The action is tacit recognition that Trump’s popular support hangs on something more than his policies. It is the reputation he has cultivated for being a man of ­action who will do what he says he will do.

It is how he separated himself from the GOP herd and Hillary Clinton to win in 2016. And it is how he wants his presidency to be defined.

The “promise keeper” theme is unmistakable at Trump rallies. ­Giant signs bracket most venues: “Promises Made” reads one, and “Promises Kept” reads the other. Along with “Make America Great Again,” they are his version of ­Barack Obama’s “Hope and Change.”

Yet that reputation was in trouble, with Rush Limbaugh and others warning the president he was in danger of squandering his strength if he signed spending bills without wall funding, a key plank in his America First agenda.

Others reminded him of another America First promise — to bring the troops home from endless ­foreign wars.

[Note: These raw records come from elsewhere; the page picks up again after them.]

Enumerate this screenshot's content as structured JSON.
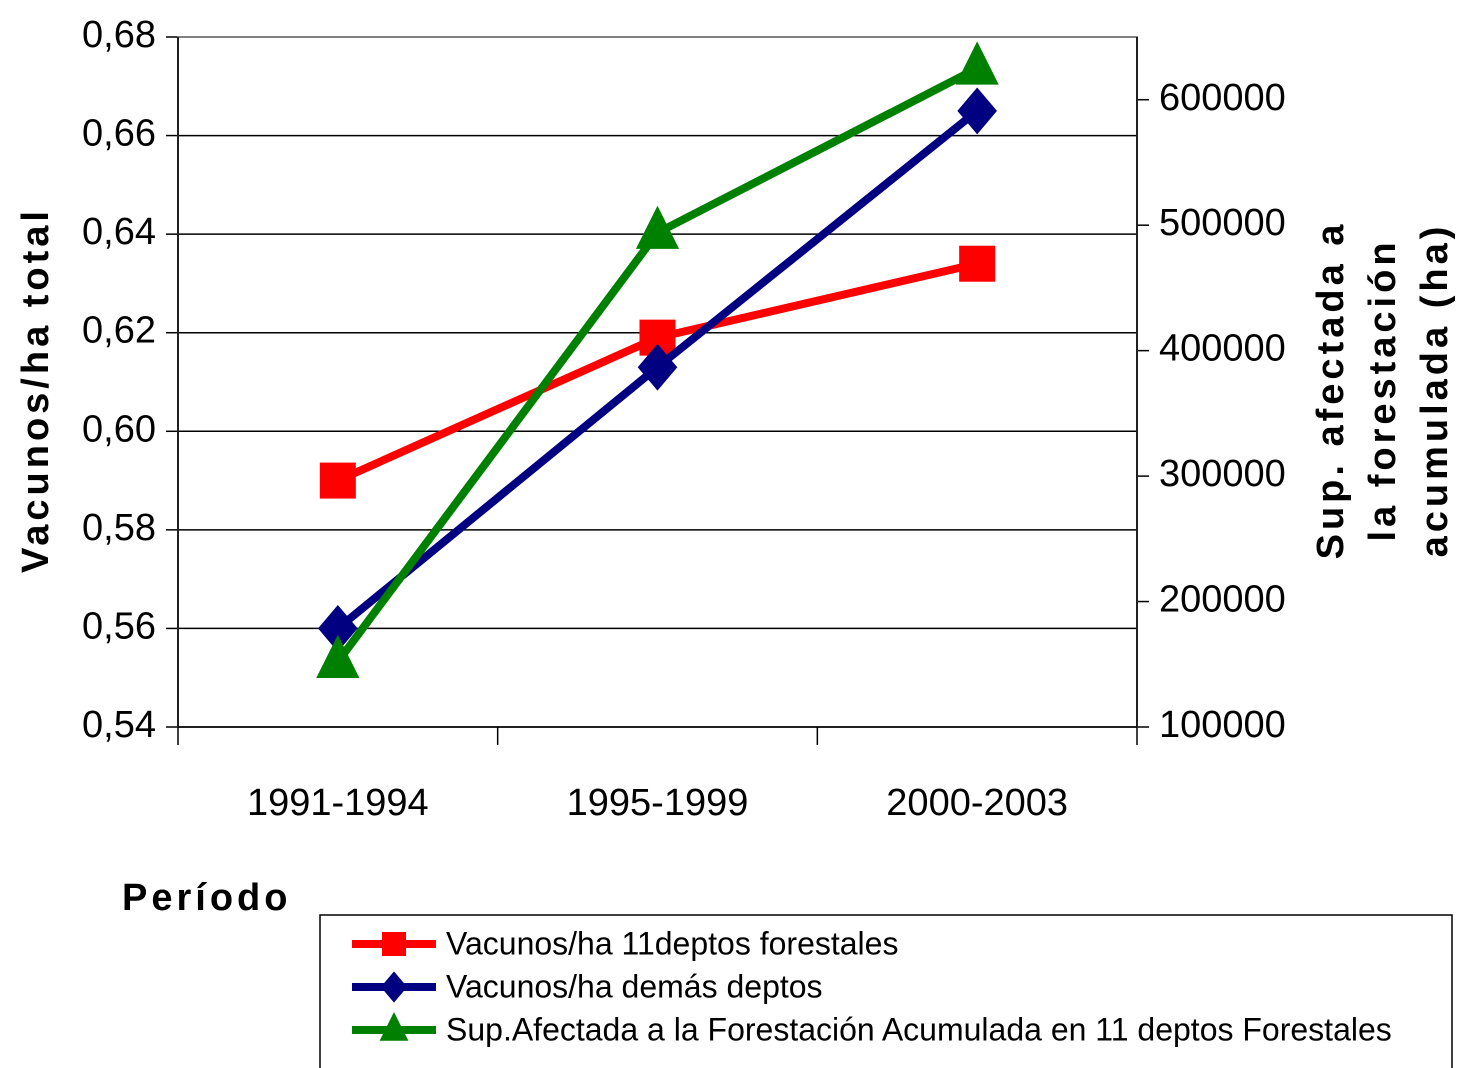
{
  "chart_data": {
    "type": "line",
    "categories": [
      "1991-1994",
      "1995-1999",
      "2000-2003"
    ],
    "x_label": "Período",
    "y_label": "Vacunos/ha total",
    "y2_label": [
      "Sup. afectada a",
      "la forestación",
      "acumulada (ha)"
    ],
    "series": [
      {
        "name": "Vacunos/ha 11deptos forestales",
        "color": "#ff0000",
        "marker": "square",
        "values": [
          0.59,
          0.619,
          0.634
        ]
      },
      {
        "name": "Vacunos/ha demás deptos",
        "color": "#000080",
        "marker": "diamond",
        "values": [
          0.56,
          0.613,
          0.665
        ]
      },
      {
        "name": "Sup.Afectada a la Forestación Acumulada en 11 deptos Forestales",
        "color": "#008000",
        "marker": "triangle",
        "axis": "y2",
        "values": [
          152000,
          494000,
          625000
        ]
      }
    ],
    "ylim": [
      0.54,
      0.68
    ],
    "yticks": [
      {
        "value": 0.54,
        "label": "0,54"
      },
      {
        "value": 0.56,
        "label": "0,56"
      },
      {
        "value": 0.58,
        "label": "0,58"
      },
      {
        "value": 0.6,
        "label": "0,60"
      },
      {
        "value": 0.62,
        "label": "0,62"
      },
      {
        "value": 0.64,
        "label": "0,64"
      },
      {
        "value": 0.66,
        "label": "0,66"
      },
      {
        "value": 0.68,
        "label": "0,68"
      }
    ],
    "y2lim": [
      100000,
      650000
    ],
    "y2ticks": [
      100000,
      200000,
      300000,
      400000,
      500000,
      600000
    ],
    "grid": true
  }
}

In a heartbeat, the president pivoted to the shutdown and announced his plans to pull all 2,000 troops from Syria and 7,000 from Afghanistan. The decision led to the resignations of Secretary of Defense James Mattis and Brett McGurk, the American envoy to the coalition fighting Islamic State.

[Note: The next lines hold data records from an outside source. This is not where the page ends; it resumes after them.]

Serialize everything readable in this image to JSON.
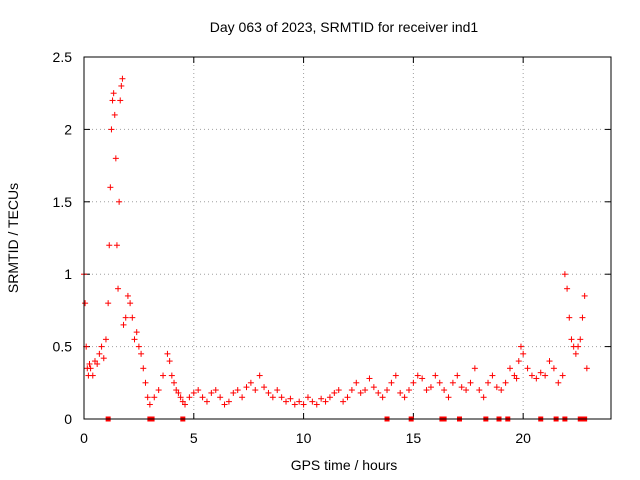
{
  "chart_data": {
    "type": "scatter",
    "title": "Day 063 of 2023, SRMTID for receiver ind1",
    "xlabel": "GPS time / hours",
    "ylabel": "SRMTID / TECUs",
    "xlim": [
      0,
      24
    ],
    "ylim": [
      0,
      2.5
    ],
    "x_ticks": [
      0,
      5,
      10,
      15,
      20
    ],
    "x_tick_labels": [
      "0",
      "5",
      "10",
      "15",
      "20"
    ],
    "y_ticks": [
      0,
      0.5,
      1,
      1.5,
      2,
      2.5
    ],
    "y_tick_labels": [
      "0",
      "0.5",
      "1",
      "1.5",
      "2",
      "2.5"
    ],
    "grid": true,
    "marker": "+",
    "series_color": "#ff0000",
    "series": [
      {
        "name": "SRMTID",
        "x": [
          0.0,
          0.05,
          0.1,
          0.15,
          0.2,
          0.25,
          0.3,
          0.4,
          0.5,
          0.6,
          0.7,
          0.8,
          0.9,
          1.0,
          1.1,
          1.15,
          1.2,
          1.25,
          1.3,
          1.35,
          1.4,
          1.45,
          1.5,
          1.55,
          1.6,
          1.65,
          1.7,
          1.75,
          1.8,
          1.9,
          2.0,
          2.1,
          2.2,
          2.3,
          2.4,
          2.5,
          2.6,
          2.7,
          2.8,
          2.9,
          3.0,
          3.2,
          3.4,
          3.6,
          3.8,
          3.9,
          4.0,
          4.1,
          4.2,
          4.3,
          4.4,
          4.5,
          4.6,
          4.8,
          5.0,
          5.2,
          5.4,
          5.6,
          5.8,
          6.0,
          6.2,
          6.4,
          6.6,
          6.8,
          7.0,
          7.2,
          7.4,
          7.6,
          7.8,
          8.0,
          8.2,
          8.4,
          8.6,
          8.8,
          9.0,
          9.2,
          9.4,
          9.6,
          9.8,
          10.0,
          10.2,
          10.4,
          10.6,
          10.8,
          11.0,
          11.2,
          11.4,
          11.6,
          11.8,
          12.0,
          12.2,
          12.4,
          12.6,
          12.8,
          13.0,
          13.2,
          13.4,
          13.6,
          13.8,
          14.0,
          14.2,
          14.4,
          14.6,
          14.8,
          15.0,
          15.2,
          15.4,
          15.6,
          15.8,
          16.0,
          16.2,
          16.4,
          16.6,
          16.8,
          17.0,
          17.2,
          17.4,
          17.6,
          17.8,
          18.0,
          18.2,
          18.4,
          18.6,
          18.8,
          19.0,
          19.2,
          19.4,
          19.6,
          19.7,
          19.8,
          19.9,
          20.0,
          20.2,
          20.4,
          20.6,
          20.8,
          21.0,
          21.2,
          21.4,
          21.6,
          21.8,
          21.9,
          22.0,
          22.1,
          22.2,
          22.3,
          22.4,
          22.5,
          22.6,
          22.7,
          22.8,
          22.9
        ],
        "y": [
          1.0,
          0.8,
          0.5,
          0.35,
          0.3,
          0.38,
          0.35,
          0.3,
          0.4,
          0.38,
          0.45,
          0.5,
          0.42,
          0.55,
          0.8,
          1.2,
          1.6,
          2.0,
          2.2,
          2.25,
          2.1,
          1.8,
          1.2,
          0.9,
          1.5,
          2.2,
          2.3,
          2.35,
          0.65,
          0.7,
          0.85,
          0.8,
          0.7,
          0.55,
          0.6,
          0.5,
          0.45,
          0.35,
          0.25,
          0.15,
          0.1,
          0.15,
          0.2,
          0.3,
          0.45,
          0.4,
          0.3,
          0.25,
          0.2,
          0.18,
          0.15,
          0.12,
          0.1,
          0.15,
          0.18,
          0.2,
          0.15,
          0.12,
          0.18,
          0.2,
          0.15,
          0.1,
          0.12,
          0.18,
          0.2,
          0.15,
          0.22,
          0.25,
          0.2,
          0.3,
          0.22,
          0.18,
          0.15,
          0.2,
          0.15,
          0.12,
          0.14,
          0.1,
          0.12,
          0.1,
          0.15,
          0.12,
          0.1,
          0.14,
          0.12,
          0.15,
          0.18,
          0.2,
          0.12,
          0.15,
          0.2,
          0.25,
          0.18,
          0.2,
          0.28,
          0.22,
          0.18,
          0.15,
          0.2,
          0.25,
          0.3,
          0.18,
          0.15,
          0.2,
          0.25,
          0.3,
          0.28,
          0.2,
          0.22,
          0.3,
          0.25,
          0.2,
          0.15,
          0.25,
          0.3,
          0.22,
          0.2,
          0.25,
          0.35,
          0.2,
          0.15,
          0.25,
          0.3,
          0.22,
          0.2,
          0.25,
          0.35,
          0.3,
          0.28,
          0.4,
          0.5,
          0.45,
          0.35,
          0.3,
          0.28,
          0.32,
          0.3,
          0.4,
          0.35,
          0.25,
          0.3,
          1.0,
          0.9,
          0.7,
          0.55,
          0.5,
          0.45,
          0.5,
          0.55,
          0.7,
          0.85,
          0.35
        ]
      }
    ],
    "baseline_flags_x": [
      1.1,
      3.0,
      3.1,
      4.5,
      13.8,
      14.9,
      16.3,
      16.4,
      17.1,
      18.3,
      18.9,
      19.3,
      20.8,
      21.5,
      21.9,
      22.6,
      22.8
    ]
  }
}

As with so many other controversies under Trump, the substance is overshadowed by his from-the-gut style and the media’s hatred of him. Consider that Mattis was fired by Obama in 2013 and the press corps stayed silent or applauded. Now he’s a cause célèbre.

Still, Mattis is not alone in warning against the Syria move, and his departure is a loss. But it is fair to ask if there is any reason to keep troops in Syria, except to maintain an American foothold in a nation shattered by civil war.

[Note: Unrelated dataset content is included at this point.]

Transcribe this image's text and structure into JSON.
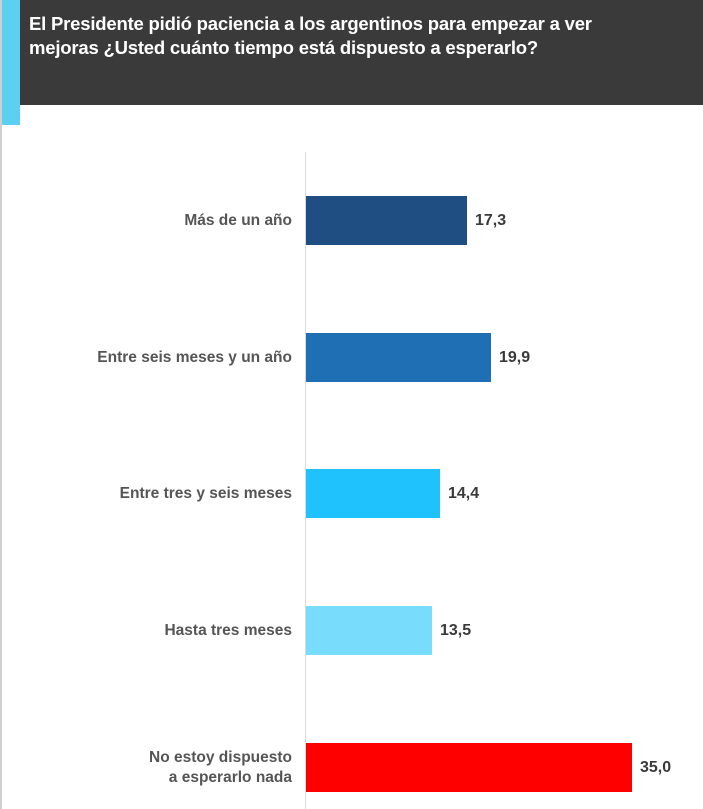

Despite our having ties with Kurds and other anti-government forces, no one can claim 2,000 Americans could make the difference when Russia and Iran have poured in massive resources. And, if we are not there to win, why are we there?

The same questions can be asked in spades about Afghanistan. More than 17 years after we went there to rout the Taliban and Osama bin Laden, we are now welcoming the Taliban into peace talks.

At this late date, what is the objective — and how and when do we get out?

In various ways and many times, those are the questions Trump answered as a candidate and as president by vowing to end America’s role as global policeman.

It is a theme he pounds repeatedly by trying to get NATO allies and others to spend more on their own defense and take the burden off American taxpayers.

To be sure, politics — personal politics — also played a major role in the abruptness of last week’s moves. When the calendar turns to the new year, the reality of Dems winning the House will hit the Oval Office like a ton of bricks.

Dem attack dogs will have subpoena power to rummage through Trump’s life, and combined with special counsel Robert Mueller and New York federal prosecutors, will constitute a pincer movement determined to bring him down. Every allegation will be amplified by a media eager to bury him.

Though the left is certainly capable of overplaying its hand, Trump can’t count on that happening. To control his fate, he must show that efforts to impeach him would backfire, as they did against the GOP when it impeached Bill Clinton.

The only way to do that is to remind voters why they elected him in the first place: because he would put America first and keep his promises. Building the wall and bringing home the troops are part of that reminder — and they are just the start of his fight for survival.

‘Moore’ insanity from the left

Activist filmmaker Michael Moore proves that far-lefties are daffy enough to make Trump look like the most reasonable man in the room. On MSNBC — where else? — the portly pot-stirrer said the GOP tax cut was “an act of terror.”

Those who died on 9/11 had no comment.

Blas good for a laugh

Do-it-yourself government is all the rage. Amid movements to raise volunteer funds for a border wall, which I support, entertainers Michael Che, Michelle Wolf and others say they will hold a show to raise money for the city’s Housing Authority.

It’s a worthy cause, given the awful conditions, but I’m not sure comedy is the answer — unless the show skewers Mayor Bill de Blasio from start to finish.

It gets worse?

From Barron’s: “Stocks suffer worst week in a decade, and this is before Democrats officially take over the House of Representatives.” Cue the horror-film music.